Georges Perec
El colegio Geoffroy Saint-Hilaire reclutaba a sus alumnos entre
siete grupos diferentes. El primero, formado por la clase de los externos o de
las externas vigiladas, reunía a los etampeses y etampesas de origen o
residencia: la hija del panadero (por la que más tarde creí morir de amor), la
hija del estanquero, los cinco hijos del doctor Chamier, el hijo del sastre, la
hija del señor Bomber, vendedor de franelas y gorros de algodón cuya tienda se
llamaba «Al modo de París», etc.; el segundo, que agrupaba a casi todos los
mediopensionistas, era la de los «paletos»: los mocetones de manos fuertes que
venían de las grandes granjas de los alrededores, de poblachos perdidos cuyos
nombres me resultaban exóticos: Sermaises, Verriéres, Méréville, Angerville,
Saclas, Maisse, Chalo-Saint-Mars... Los otros cinco, que se repartían más o
menos equitativamente la mitad del alumnado total del colegio, agrupaban a todos
los internos que, por diversos motivos, habían ido a parar a Étampes.
Estaban, para
empezar, los parisinos («parisinos, cabezas de cochinos, parisienses, cabezas
de reses»), malos estudiantes expulsados de los liceos nobles de la
capital o de la periferia cercana (Lakanal, en Sceaux; Hoche en Versalles) y a
quienes sus padres, desesperados, se habían resignado a meter allí para que al
menos terminaran el bachillerato. Luego estaban los corsos, que no eran, en
realidad, un grupo, sino más bien una banda; eran todos, más o menos, primos o
parientes, y sin duda se debió a que uno de ellos apareció por casualidad un
día en Étampes por lo que todos los demás fueron siguiéndole, año tras año. Eran
corsos de París, pero no se mezclaban en absoluto con los parisinos: me acuerdo
de uno de ellos que decía haber sido barman en el Crillon y que lo mantenía una
mujer; se llamaba Dominique Salviati y andaba siempre con una navaja automática
encima; había también otros dos, que se llamaban Pedrotti y Pedrocchi, y a
quienes los profesores confundían siempre.
África y Asia
abastecían los tres últimos grupos. Procedentes de no sé qué colonia del África
Occidental Francesa (de Senegal o Camerún, creo) aterrizaban cada año quince o
veinte desgraciados que estábamos seguros que eran todos «hijos de jefes». Eran
grandes y fuertes, de edad muchas veces indeterminada (uno de ellos pasaba por
tener veinticinco años) y terriblemente melancólicos; soportaban con
resignación estoica los rigores del invierno etampés y la indigencia de la
calefacción central, confiando desesperadamente en que el tiempo mejorase, y
sólo recuperaban un poco la alegría de vivir a la llegada del verano y las
vacaciones estivales.
Otros quince internos
provenían del norte de África, más concretamente de Túnez; era de ellos de
quienes nos sentíamos más próximos; tenían aún menos dinero que nosotros, pero
en cuanto alguno de ellos recibía un giro, nos cebaba a cigarrillos y chicle o
nos invitaba al Royal, un cine mugriento de la calle de los Vieux Jésuites en
el que echaban películas del oeste y de gángsteres.

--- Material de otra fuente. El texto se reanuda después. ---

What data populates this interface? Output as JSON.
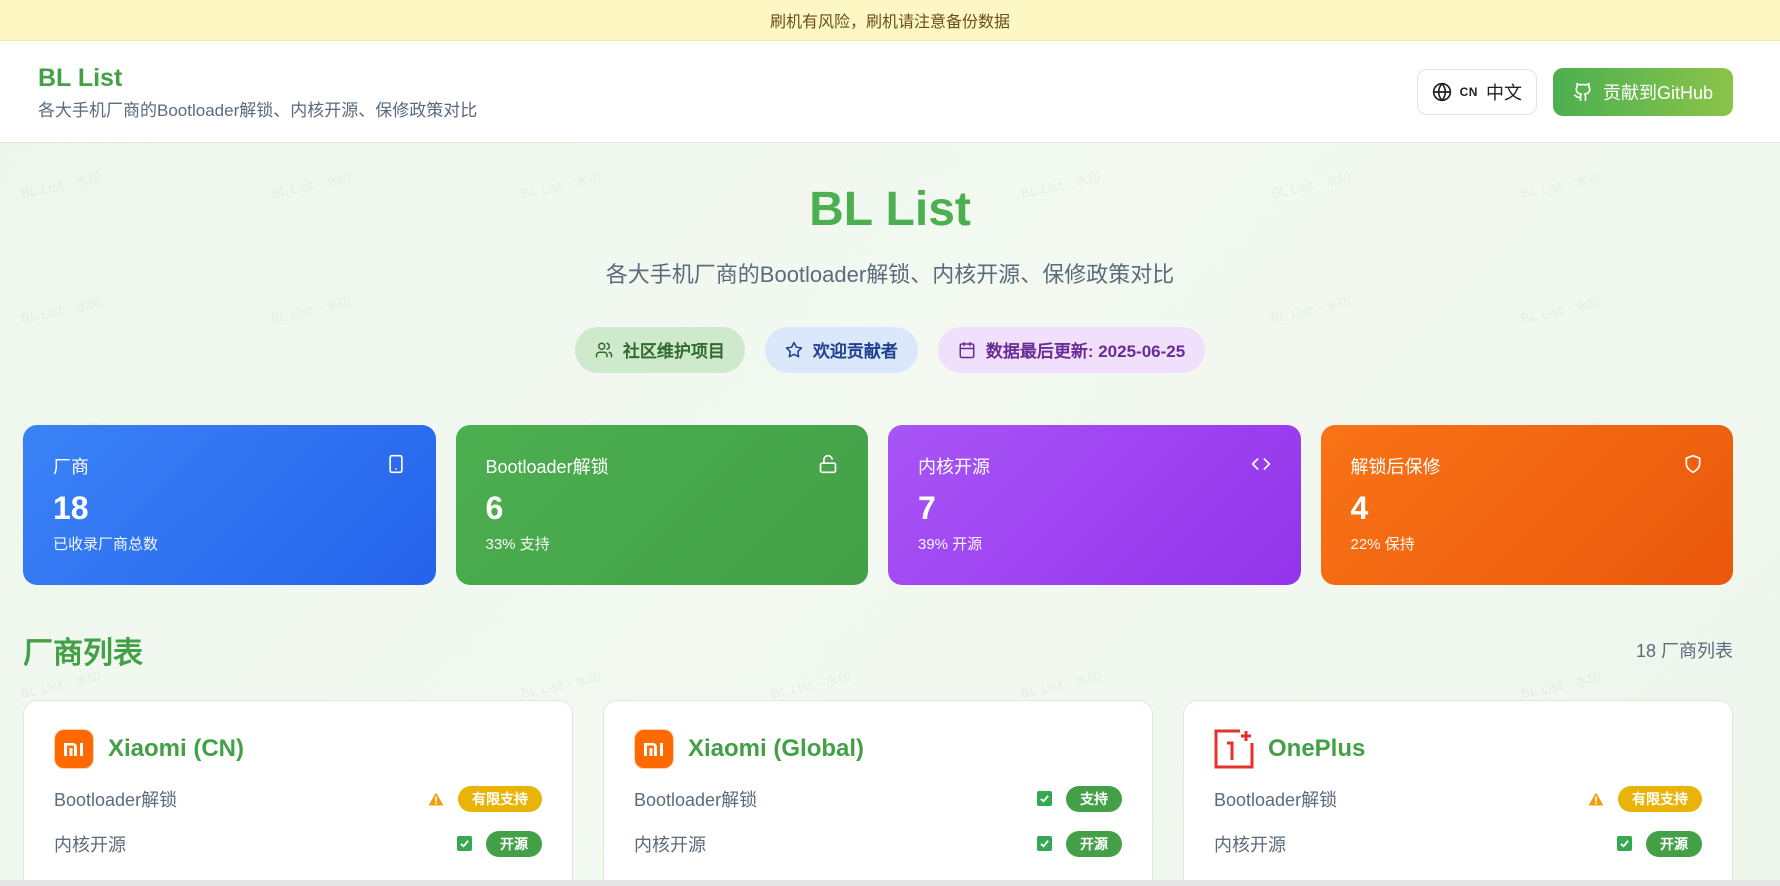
{
  "banner": {
    "text": "刷机有风险，刷机请注意备份数据"
  },
  "header": {
    "title": "BL List",
    "subtitle": "各大手机厂商的Bootloader解锁、内核开源、保修政策对比",
    "lang_code": "CN",
    "lang_label": "中文",
    "github_label": "贡献到GitHub"
  },
  "hero": {
    "title": "BL List",
    "subtitle": "各大手机厂商的Bootloader解锁、内核开源、保修政策对比",
    "badges": [
      {
        "label": "社区维护项目",
        "icon": "users-icon"
      },
      {
        "label": "欢迎贡献者",
        "icon": "star-icon"
      },
      {
        "label": "数据最后更新: 2025-06-25",
        "icon": "calendar-icon"
      }
    ]
  },
  "stats": [
    {
      "label": "厂商",
      "value": "18",
      "desc": "已收录厂商总数",
      "icon": "phone-icon",
      "color": "#2563eb"
    },
    {
      "label": "Bootloader解锁",
      "value": "6",
      "desc": "33% 支持",
      "icon": "unlock-icon",
      "color": "#43a047"
    },
    {
      "label": "内核开源",
      "value": "7",
      "desc": "39% 开源",
      "icon": "code-icon",
      "color": "#9333ea"
    },
    {
      "label": "解锁后保修",
      "value": "4",
      "desc": "22% 保持",
      "icon": "shield-icon",
      "color": "#ea580c"
    }
  ],
  "vendor_list": {
    "title": "厂商列表",
    "count": "18 厂商列表"
  },
  "vendors": [
    {
      "name": "Xiaomi (CN)",
      "logo": "xiaomi-logo",
      "rows": [
        {
          "label": "Bootloader解锁",
          "indicator": "warning-icon",
          "tag": "有限支持",
          "tag_color": "#eab308"
        },
        {
          "label": "内核开源",
          "indicator": "check-icon",
          "tag": "开源",
          "tag_color": "#43a047"
        }
      ]
    },
    {
      "name": "Xiaomi (Global)",
      "logo": "xiaomi-logo",
      "rows": [
        {
          "label": "Bootloader解锁",
          "indicator": "check-icon",
          "tag": "支持",
          "tag_color": "#43a047"
        },
        {
          "label": "内核开源",
          "indicator": "check-icon",
          "tag": "开源",
          "tag_color": "#43a047"
        }
      ]
    },
    {
      "name": "OnePlus",
      "logo": "oneplus-logo",
      "rows": [
        {
          "label": "Bootloader解锁",
          "indicator": "warning-icon",
          "tag": "有限支持",
          "tag_color": "#eab308"
        },
        {
          "label": "内核开源",
          "indicator": "check-icon",
          "tag": "开源",
          "tag_color": "#43a047"
        }
      ]
    }
  ]
}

El último grupo era el de los indochinos. Iban por su lado y
a nadie le gustaban; solamente uno conoció cierta popularidad debido a su
talento como dibujante: se dedicaba a copiar con ayuda de un pantógrafo el
rostro ampliado de una cover-girl de Cinémonde o de una vamp de
Paris-Flirt (una revista en la que «se veía todo» y que ocultábamos bajo
los colchones) y, durante semanas, dedicaba todas las horas de estudio de la
tarde a retocar los rasgos y las sombras hasta conseguir un resultado de un
verismo que cortaba el aliento. Tenía un material extraordinario, en particular
una enorme caja de compases y una especie de pequeño vaporizador de acero cromado
con el cual aplicaba a sus dibujos terminados un barniz protector brillante.
Casi todos aquellos indochinos (sólo hacia el final de mis años etampeses
empezó a llamárseles vietnamitas) eran escandalosamente ricos y vivían de un
modo que ni podíamos imaginar.
Tenían una ropa
estupenda que les confeccionaba, a medida, un sastre del bulevar SaintMichel.
Iban todas las semanas a París, comían en restaurantes, frecuentaban las salas
de fiestas y no era infrecuente que si perdían el último tren del domingo por
la noche, cogieran un taxi para volver a Étampes.